Compare and Contrast

What Margot Honecker said with regards to school children also applies to each FDJ collective: "Above all, we must present knowledge in a way that takes the social experiences of school children into consideration. The educational process must involve practical experience that children can make their own, which involves them in solving problems, in participating actively in social life at school, in their political organization, in life in the factory, and in their neighborhood. Communist education cannot be reduced to "moral lessons": it requires educating young people to action."
Alas, still we find that love is in the air:
I started as a canvasser myself, fresh out of college in 1991. I remember those days vividly, from the banyan tree-shaded neighborhoods of south Miami-Dade county to the red bricked streets of south St. Petersburg. It was the hardest work I’ve ever done, but in some ways, the most satisfying. I enjoyed listening to the people I met and engaging in the kind of two-way political interaction that has become nearly extinct in today’s modern world of 30-second commercials (often negative attack ads) and pre-recorded incoming phone messages.

This summer, we are launching our largest citizen outreach effort ever. Our political goal is to reunite our currently fractured congressional delegation in opposition to offshore drilling.

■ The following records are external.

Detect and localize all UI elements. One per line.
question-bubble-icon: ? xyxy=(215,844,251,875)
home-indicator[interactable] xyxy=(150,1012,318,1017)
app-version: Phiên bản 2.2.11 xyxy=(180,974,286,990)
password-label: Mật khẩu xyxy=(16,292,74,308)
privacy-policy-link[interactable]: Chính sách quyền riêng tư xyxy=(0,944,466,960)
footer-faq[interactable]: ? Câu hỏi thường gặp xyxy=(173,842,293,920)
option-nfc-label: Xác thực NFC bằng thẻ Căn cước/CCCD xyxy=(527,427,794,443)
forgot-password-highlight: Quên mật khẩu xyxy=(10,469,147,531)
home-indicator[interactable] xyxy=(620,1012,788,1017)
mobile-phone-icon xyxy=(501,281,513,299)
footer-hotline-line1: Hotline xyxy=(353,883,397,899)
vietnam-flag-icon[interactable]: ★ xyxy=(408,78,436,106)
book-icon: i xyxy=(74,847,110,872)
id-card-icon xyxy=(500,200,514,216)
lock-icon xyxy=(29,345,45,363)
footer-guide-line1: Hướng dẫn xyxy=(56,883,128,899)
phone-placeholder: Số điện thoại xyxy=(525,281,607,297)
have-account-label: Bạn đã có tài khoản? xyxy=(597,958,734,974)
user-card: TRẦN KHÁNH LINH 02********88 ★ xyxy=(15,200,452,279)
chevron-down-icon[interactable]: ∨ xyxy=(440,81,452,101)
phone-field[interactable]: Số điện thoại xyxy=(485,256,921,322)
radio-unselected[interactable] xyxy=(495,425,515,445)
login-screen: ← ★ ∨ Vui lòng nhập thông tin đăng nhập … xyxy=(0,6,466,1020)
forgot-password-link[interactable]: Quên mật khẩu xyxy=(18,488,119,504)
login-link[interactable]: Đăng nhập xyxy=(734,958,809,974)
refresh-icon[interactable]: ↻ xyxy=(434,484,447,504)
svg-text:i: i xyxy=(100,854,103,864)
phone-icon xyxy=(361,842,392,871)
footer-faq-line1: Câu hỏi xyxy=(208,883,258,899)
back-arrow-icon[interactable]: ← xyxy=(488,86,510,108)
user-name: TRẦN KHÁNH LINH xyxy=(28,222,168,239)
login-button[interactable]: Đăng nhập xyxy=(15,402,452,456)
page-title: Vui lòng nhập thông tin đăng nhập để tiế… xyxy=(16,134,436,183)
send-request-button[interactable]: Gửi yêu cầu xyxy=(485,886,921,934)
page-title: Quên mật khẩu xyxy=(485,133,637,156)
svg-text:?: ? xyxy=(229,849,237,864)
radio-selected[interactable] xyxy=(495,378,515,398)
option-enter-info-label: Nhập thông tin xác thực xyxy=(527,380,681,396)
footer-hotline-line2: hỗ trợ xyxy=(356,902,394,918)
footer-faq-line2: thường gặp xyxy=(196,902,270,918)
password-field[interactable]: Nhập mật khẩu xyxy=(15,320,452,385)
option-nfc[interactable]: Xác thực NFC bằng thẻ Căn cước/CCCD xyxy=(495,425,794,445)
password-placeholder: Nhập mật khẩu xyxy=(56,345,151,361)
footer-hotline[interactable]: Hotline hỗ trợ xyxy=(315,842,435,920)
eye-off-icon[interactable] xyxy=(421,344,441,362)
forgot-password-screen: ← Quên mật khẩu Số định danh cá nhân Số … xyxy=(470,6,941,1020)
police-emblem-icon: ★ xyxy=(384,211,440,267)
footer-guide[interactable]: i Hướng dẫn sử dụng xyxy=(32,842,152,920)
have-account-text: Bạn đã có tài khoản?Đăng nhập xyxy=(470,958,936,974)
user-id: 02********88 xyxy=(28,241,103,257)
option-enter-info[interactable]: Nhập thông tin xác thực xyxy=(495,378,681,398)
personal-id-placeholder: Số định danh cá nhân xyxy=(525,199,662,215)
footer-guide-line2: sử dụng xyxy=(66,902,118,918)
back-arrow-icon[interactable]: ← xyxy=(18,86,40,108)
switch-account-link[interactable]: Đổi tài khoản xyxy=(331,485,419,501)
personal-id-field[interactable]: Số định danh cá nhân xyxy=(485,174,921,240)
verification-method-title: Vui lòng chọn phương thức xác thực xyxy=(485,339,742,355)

Just as it was in a place not long ago and not far away:
FDJ leaders appropriately devote substantial attention to the content of ideological work in membership meetings, in the study year, and in personal conversations. That is a major part of our propaganda work. These leaders thereby fulfill an important prerequisite of our socialist ideology in working with the youth be relating every question back to the main questions, keeping them as the core of their ideological activity. However, even if we assume that the best method of propagating Marxism-Leninism is to present its actual content, there is still always the question of "how." What are the forms, means, and methods of propaganda? Good propagandists know that the knowledge that must always be at the center of ideological work is not enough. The methods of presentation determine a large part of the effectiveness. That is as true for personal conversation as it is for the FDJ study year, for a youth forum, or for a monthly membership meeting.
Just as there is no great abundance of Banyan trees in Florida, not at least outside of the better parts of any town, there is no longer a DDR, so take heart.